HOUSE FINANCIAL SERVICES COMMITTEE MARKUP OF THE CLARITY ACT
On June 11, the House Financial Services Committee advanced the Digital Asset Market Clarity (CLARITY) Act of 2025 out of Committee, with a bipartisan vote of 32—19, following a markup of the Act and various measures on June 10. The amendment in nature of a substitute, ANS to H.R. 3633, offered by Chairman Hill (R-AR) was accepted, with forty-some failed amendments offered by Committee Democrats. The CLARITY Act’s passage in the House Financial Services and Agriculture Committees advances the Act to the House floor for a vote. Chairman Hill’s press release on the Act’s passage is available here, with his opening statement outlining the measures under consideration available here.
OVERVIEW
The following is a summary of the main topics explored in the markup.

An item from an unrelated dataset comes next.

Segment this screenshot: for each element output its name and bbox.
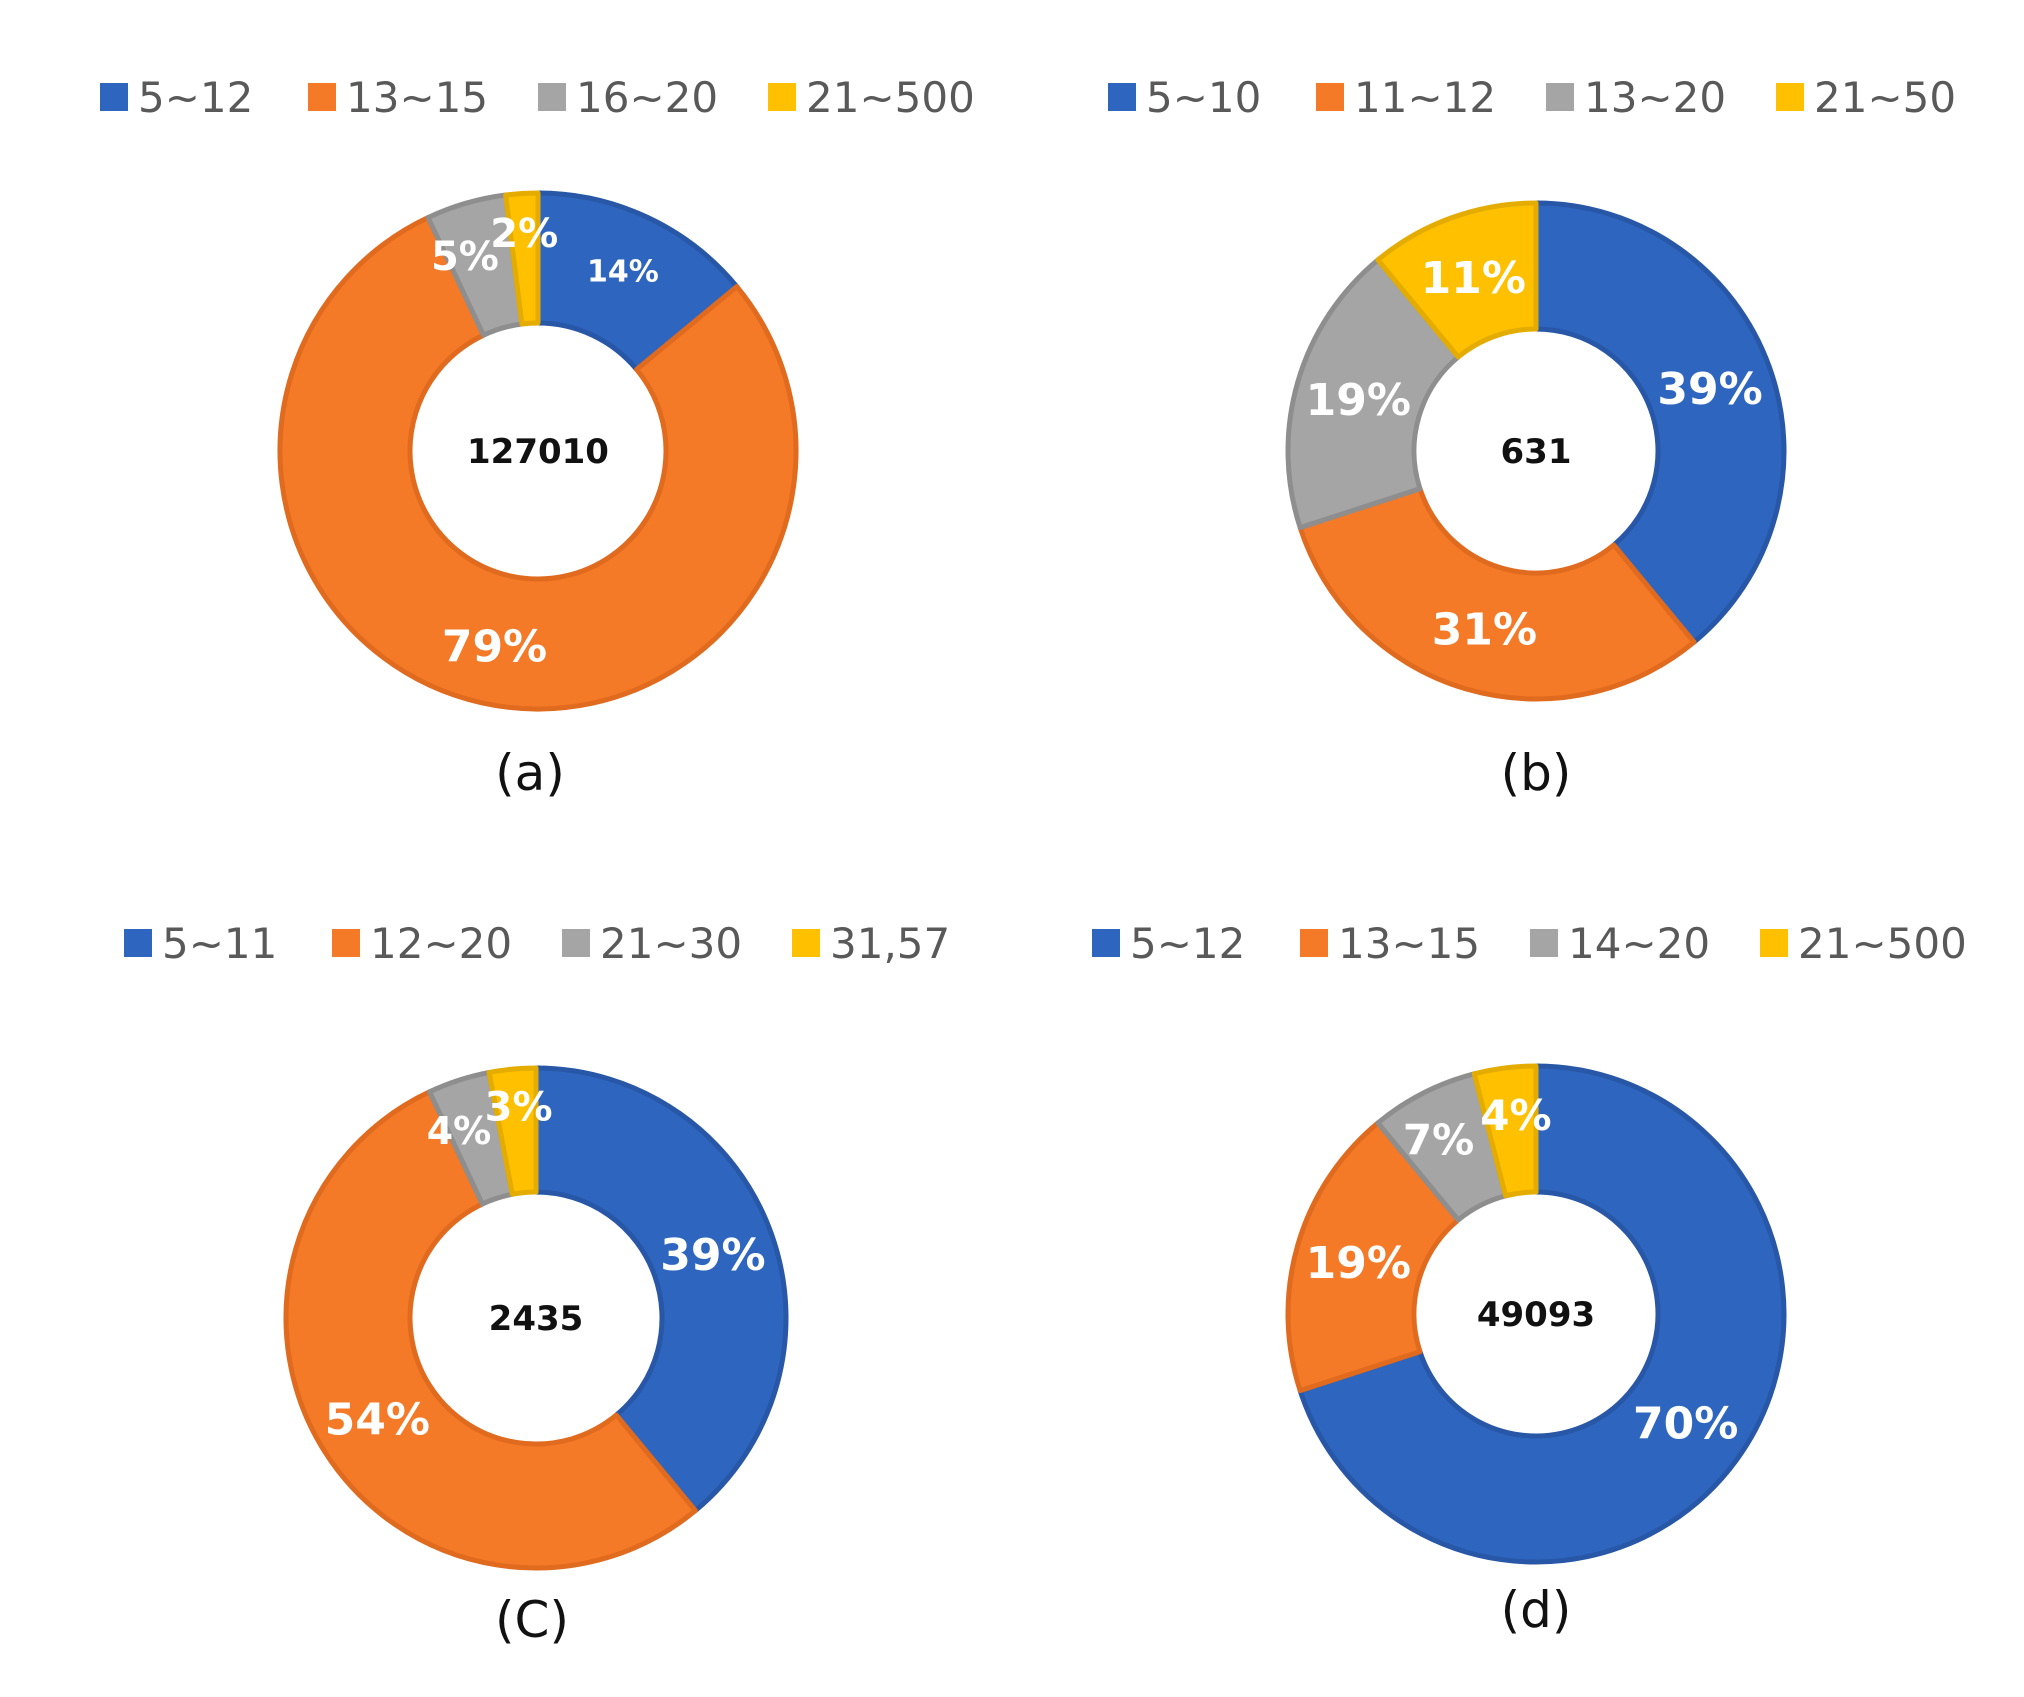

- Chairman Hill (R-AR) framed the CLARITY Act as landmark legislation that creates a much-needed regulatory framework for digital assets in the absence of clear and consistent rules and regulations governing its use and development. He outlined how the Act establishes a regulatory framework for digital assets and serves as a critical step towards providing legal certainty, protecting consumers, and ensuring that the U.S. remains a leader in digital innovation. He cautioned that without decisive action, the U.S. risks falling behind.
- Chairman Hill highlighted how the spot market gap between the Securities and Exchange (SEC) and the Commodity Futures Trading Commission (CFTC) jurisdiction created a regulatory void for intermediaries to operate without clear rules or protections. He criticized the Biden administration and former SEC Chair Gensler for pursuing a strategy of regulation by enforcement rather than offering clarity through formal guidance or rulemaking. He contrasted U.S. regulators’ reactive approach that created compliance uncertainty and offshoring of innovation to how other countries moved swiftly to create clear regulatory structures for digital assets and become global centers for this financial technology.
- Representatives Steil (R-WI) and Huizenga (R-MI) highlighted how the Act will cement the U.S. as the center of innovation in the digital asset space, eliminating legal ambiguity that offshored innovation and stifled U.S. investment by implementing a commonsense framework that supports responsible development.
- Representative Downing (R-MT) reiterated that the U.S. cannot cede leadership in the digital asset space, calling for the Act to appropriately account for the nuance of blockchain technology and ensure its transformative aspects are not lost to one-size-fits-all regulation.
- Committee Republicans discussed how the Act provides long overdue regulatory certainty by clearly defining the roles of the SEC and CFTC, closing the spot market gap, and applying proven market safeguards to the digital asset space, with consumer protection and innovation on equal footing.
- Representative Huizenga referenced support for, and inclusion of, the Blockchain Regulatory Certainty Act as a further means of providing investment and market certainty for developers and innovators, instead of creating arbitrary barriers and unachievable registration guidelines.
- Chairman Hill noted that the Act sets statutory requirements for what constitutes a mature blockchain and grants the SEC discretion to define additional qualifications. He affirmed that the Act fully authorizes necessary funding for the SEC to fulfill its responsibilities and noted that the SEC provided extensive technical assistance in drafting, including analysis of staffing needs.
- Representative Steil explained the SEC would retain the ability to rebut or reject a certification, and would maintain oversight throughout the process. He added that an issuer’s intent to mature would be disclosed in the offering statement, which is subject to SEC enforcement under Section 17 of the Securities Act for any misleading statements. He emphasized that the structure adds rigor, not a loophole, and clarified that the intent to mature relates solely to qualifying for the codified exempt offering, not to be formally certified as mature. He also noted that maturity is accounted for in both eligibility for the exempt offering as well as insider sales restrictions.
- Representative Norman (R-SC) outlined and supported the Act’s inclusion of national security provisions to promote transparency regarding how strategic enemies may be exploiting the digital asset marketplace, raising concerns about potential national security risks associated with such foreign ownership. He pointed to Section 313 and Section 314 directives to Treasury Secretary Bessent, alongside the CFTC and SEC, to study and report to Congress on digital asset registrants owned by governments of foreign adversaries.
- Democrats, led by Ranking Member Waters (D-CA), criticized the Act as a vehicle to further the President’s crypto corruption, citing that it does nothing to address blatant conflicts of interest nor avenues for corruption and bribery. She referenced Section 103’s exclusion for collectibles from the definition of a digital commodity, questioning Chairman Hill on whether it would exclude memecoins from regulation.
- Representative Foster (D-IL) questioned the self-certification process for mature blockchain systems’ allowance of issuers to self-certify with the intention of achieving decentralization, flagging default acceptance of a self-certification as a loophole. He also raised additional resources required for the SEC to adequately review potentially large volumes of self-certifications, requesting due diligence estimates and technical assistance documentation.